Anyone interested in becoming a coffee connoisseur must learn to taste. You may well want to compare samples of various coffees at the same sitting so you have an idea of what coffee terminology actually describes. (You'll find a complete list of coffee tasting terms in the Coffee Glossary.) Remember that dark roasting mutes or eliminates distinctions in flavor, so make certain you take this into account when comparing various roasts. It's best to buy all of your samples from the same supplier, so that your palate won't be confused by differences in style of roast. You can either make individual samples with a small pot or a one-cup filter cone, or brew the way professional tasters do. In either case, use the same amount of each coffee, ground the same and brewed identically.

Professional tasters assemble a clean cup or shallow glass for each coffee to be sampled; a soup spoon, preferably silver plated; a glass of water in which to rinse the spoon between samplings; and something to spit into.

  • Put one standard measure (2 level tablespoons) of each coffee to be sampled, freshly and finely ground, in each cup...

  • ...Pour 5 to 6 ounces of near-boiling water over each sample. Some of the grounds will sink to the bottom of the cup, and some will form a crust on the surface of the coffee. Wait a couple of minutes for the coffee to steep...

  • ...Then test each coffee for aroma. Take the spoon and, leaning over the cup, break the crust. Virtually stick your nose in the coffee and sniff. The aroma will never be more distinct than at this moment. If you want to sample the aroma a second time, lift some of the grounds from the bottom of the cup to the surface, and sniff again.

  • After you've broken the crust, most of the grounds should settle to the bottom of the cup. Use the spoon to scoop up whatever remains floating on the surface and dump it into the improvised spittoon. Top off the cup with fresh hot water...

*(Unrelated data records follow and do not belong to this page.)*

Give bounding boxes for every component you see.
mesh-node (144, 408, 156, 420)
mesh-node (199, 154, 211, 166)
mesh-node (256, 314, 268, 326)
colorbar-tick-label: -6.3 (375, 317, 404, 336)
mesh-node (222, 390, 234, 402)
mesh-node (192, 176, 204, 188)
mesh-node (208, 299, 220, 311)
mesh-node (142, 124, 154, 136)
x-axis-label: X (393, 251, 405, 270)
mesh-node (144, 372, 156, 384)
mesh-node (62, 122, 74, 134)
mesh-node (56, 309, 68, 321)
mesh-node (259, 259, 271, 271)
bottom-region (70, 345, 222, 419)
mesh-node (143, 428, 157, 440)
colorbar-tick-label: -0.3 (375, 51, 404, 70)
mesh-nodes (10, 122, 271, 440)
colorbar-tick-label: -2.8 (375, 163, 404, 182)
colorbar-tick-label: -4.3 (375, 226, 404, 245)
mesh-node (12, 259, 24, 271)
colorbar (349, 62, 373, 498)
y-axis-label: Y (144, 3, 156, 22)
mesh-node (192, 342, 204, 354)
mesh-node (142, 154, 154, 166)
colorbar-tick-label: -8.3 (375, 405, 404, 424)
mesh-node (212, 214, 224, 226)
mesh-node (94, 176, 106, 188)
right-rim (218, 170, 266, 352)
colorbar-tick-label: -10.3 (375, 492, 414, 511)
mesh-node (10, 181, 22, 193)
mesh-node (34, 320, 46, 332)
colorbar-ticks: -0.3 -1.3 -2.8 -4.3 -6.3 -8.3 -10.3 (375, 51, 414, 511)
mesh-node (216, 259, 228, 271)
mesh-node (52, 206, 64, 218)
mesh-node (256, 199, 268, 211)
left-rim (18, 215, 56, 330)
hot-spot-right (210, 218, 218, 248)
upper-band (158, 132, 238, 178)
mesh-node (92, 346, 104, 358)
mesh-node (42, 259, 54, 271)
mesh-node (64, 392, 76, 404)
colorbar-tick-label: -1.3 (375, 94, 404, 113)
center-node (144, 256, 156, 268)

  • ...Now take a spoonful of each coffee, lift it to a point just below your lips, and suck it violently into your mouth. The purpose is to spray coffee all over your tongue in order to experience a single, comprehensive jolt of flavor. This inhaling of coffee spray should give you a notion of flavor...

  • ...Now roll the mouthful of coffee around your tongue, bounce it, chew it even. This exercise should give you a sense of both the body and the acidity of the sample. Also note how the sensation of the coffee develops after the first impression; note whether it changes and deepens, or whether it becomes weaker or flatter. After all this, spit out the coffee, noting the aftertaste. It's a good idea to concentrate successively on each of the broad tasting categories; i.e. taste all three samples for acidity; then taste all three for body; then for flavor; and finally for finish, or aftertaste...

  • ...Continue to taste as the coffee cools. Some characteristics reveal themselves most clearly in a cooler coffee. If your palate becomes jaded or confused, sip some cold water or eat a bit of bread.